MiFID II is a major factor when it comes to top tech investment priorities in 2018 and investment in reporting technology is more popular than automation, according to a survey of European trading heads.
TradeTech and WBR Insights ‘More views from the city’ survey revealed that analytics and data management tools are the most popular technology investments over the next 12 months for 85% of European Heads of Trading – a trend driven by MiFID II reporting and transparency requirements.
As a result of the increasing cost of compliance caused by MiFID II, budgetary restraints (62% of respondents) and platforms not offering value for money (61% of respondents) are the greatest barriers to equity traders adoption of new technologies.
In response to these growing costs, all survey respondents stated they intend to consolidate solutions and 68% intend to outsource more technology to access liquidity and better technology to third-party venues and vendors.
The report also reveals:
- 53% of respondents stated that the biggest challenge they are experiencing with trading platforms is being unable to work cross-asset, closely followed by 50% responding that it is platforms providing inconsistent data.
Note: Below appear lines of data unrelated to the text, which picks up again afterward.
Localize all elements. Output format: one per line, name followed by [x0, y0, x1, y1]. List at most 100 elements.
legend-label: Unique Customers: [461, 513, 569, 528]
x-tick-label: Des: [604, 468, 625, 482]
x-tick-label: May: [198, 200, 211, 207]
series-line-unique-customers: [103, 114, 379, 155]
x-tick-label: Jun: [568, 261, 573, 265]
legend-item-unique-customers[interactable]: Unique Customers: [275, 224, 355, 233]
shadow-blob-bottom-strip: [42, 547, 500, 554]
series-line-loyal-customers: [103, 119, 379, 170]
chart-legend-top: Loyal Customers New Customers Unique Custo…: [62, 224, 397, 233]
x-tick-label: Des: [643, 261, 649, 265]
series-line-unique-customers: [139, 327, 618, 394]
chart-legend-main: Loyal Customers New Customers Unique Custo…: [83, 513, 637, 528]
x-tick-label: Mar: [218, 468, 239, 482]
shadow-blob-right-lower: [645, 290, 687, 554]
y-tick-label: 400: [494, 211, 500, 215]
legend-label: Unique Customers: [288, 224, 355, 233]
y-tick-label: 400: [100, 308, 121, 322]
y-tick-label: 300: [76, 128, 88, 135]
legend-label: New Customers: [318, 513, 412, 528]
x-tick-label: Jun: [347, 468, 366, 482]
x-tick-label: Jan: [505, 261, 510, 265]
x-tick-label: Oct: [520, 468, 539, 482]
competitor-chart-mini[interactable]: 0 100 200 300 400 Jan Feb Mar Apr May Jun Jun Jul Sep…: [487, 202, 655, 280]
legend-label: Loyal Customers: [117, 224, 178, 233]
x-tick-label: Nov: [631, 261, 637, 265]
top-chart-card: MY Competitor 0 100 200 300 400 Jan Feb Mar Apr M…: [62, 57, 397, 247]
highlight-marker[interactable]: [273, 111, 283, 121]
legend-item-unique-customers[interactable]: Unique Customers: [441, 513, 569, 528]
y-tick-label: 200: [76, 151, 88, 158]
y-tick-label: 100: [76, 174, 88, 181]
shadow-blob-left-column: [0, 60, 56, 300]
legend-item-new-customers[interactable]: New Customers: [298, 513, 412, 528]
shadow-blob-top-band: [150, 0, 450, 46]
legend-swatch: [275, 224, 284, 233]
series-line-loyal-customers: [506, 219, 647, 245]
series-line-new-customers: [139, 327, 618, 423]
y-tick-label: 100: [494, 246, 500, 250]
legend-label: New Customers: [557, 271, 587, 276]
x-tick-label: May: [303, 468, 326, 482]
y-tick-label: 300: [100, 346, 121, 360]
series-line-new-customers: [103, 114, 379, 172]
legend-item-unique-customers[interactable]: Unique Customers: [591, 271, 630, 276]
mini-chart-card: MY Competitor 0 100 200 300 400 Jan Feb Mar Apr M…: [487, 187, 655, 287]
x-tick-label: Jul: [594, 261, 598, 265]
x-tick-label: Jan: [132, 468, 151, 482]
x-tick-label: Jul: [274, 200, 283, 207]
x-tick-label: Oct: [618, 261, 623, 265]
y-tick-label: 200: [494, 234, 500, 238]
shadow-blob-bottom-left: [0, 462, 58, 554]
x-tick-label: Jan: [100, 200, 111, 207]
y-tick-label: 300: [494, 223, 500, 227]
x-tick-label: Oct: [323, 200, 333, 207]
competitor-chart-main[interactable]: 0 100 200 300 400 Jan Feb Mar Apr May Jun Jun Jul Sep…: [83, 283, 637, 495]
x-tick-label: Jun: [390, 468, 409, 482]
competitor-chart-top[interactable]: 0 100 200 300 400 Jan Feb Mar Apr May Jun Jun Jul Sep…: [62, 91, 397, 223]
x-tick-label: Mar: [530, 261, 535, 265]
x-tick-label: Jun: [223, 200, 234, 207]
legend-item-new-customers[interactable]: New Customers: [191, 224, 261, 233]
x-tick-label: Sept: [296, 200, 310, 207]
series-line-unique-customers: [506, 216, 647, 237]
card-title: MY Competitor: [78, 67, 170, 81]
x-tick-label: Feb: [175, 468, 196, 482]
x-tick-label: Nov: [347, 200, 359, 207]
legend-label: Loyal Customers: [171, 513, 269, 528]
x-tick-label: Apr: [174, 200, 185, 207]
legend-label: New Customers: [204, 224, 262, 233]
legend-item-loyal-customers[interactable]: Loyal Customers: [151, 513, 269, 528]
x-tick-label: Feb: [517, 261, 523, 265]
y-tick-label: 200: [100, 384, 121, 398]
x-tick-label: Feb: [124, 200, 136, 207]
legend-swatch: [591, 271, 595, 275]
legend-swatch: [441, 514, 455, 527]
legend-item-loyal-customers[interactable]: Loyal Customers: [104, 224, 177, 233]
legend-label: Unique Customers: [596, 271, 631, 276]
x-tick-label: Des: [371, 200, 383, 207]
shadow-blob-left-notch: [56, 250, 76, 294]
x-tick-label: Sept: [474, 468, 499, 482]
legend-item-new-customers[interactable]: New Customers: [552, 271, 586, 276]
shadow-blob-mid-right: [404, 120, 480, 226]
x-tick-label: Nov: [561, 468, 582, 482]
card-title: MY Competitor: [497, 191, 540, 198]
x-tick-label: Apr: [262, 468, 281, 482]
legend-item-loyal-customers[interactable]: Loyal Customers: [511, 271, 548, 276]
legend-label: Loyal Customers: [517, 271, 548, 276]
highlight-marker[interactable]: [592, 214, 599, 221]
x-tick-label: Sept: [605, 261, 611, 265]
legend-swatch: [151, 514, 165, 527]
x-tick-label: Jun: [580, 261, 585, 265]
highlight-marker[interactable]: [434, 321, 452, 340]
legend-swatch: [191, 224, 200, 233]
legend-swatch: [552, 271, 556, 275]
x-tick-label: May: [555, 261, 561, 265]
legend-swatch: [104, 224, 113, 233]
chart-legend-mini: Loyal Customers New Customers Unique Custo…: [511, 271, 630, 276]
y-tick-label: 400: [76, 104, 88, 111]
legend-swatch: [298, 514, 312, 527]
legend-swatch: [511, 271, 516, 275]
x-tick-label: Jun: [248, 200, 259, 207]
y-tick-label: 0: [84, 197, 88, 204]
- The biggest challenge in sourcing liquidity is poor algo performance (31% of respondents), followed by the inability to find counterparts that will trade blocks (20% of respondents).
- Behind analytics and data management tools, automation is the second most popular area of technology investment over the next 12 months (63% of respondents).
The report surveyed 100 heads of trading in the UK, France, Germany and the Nordics.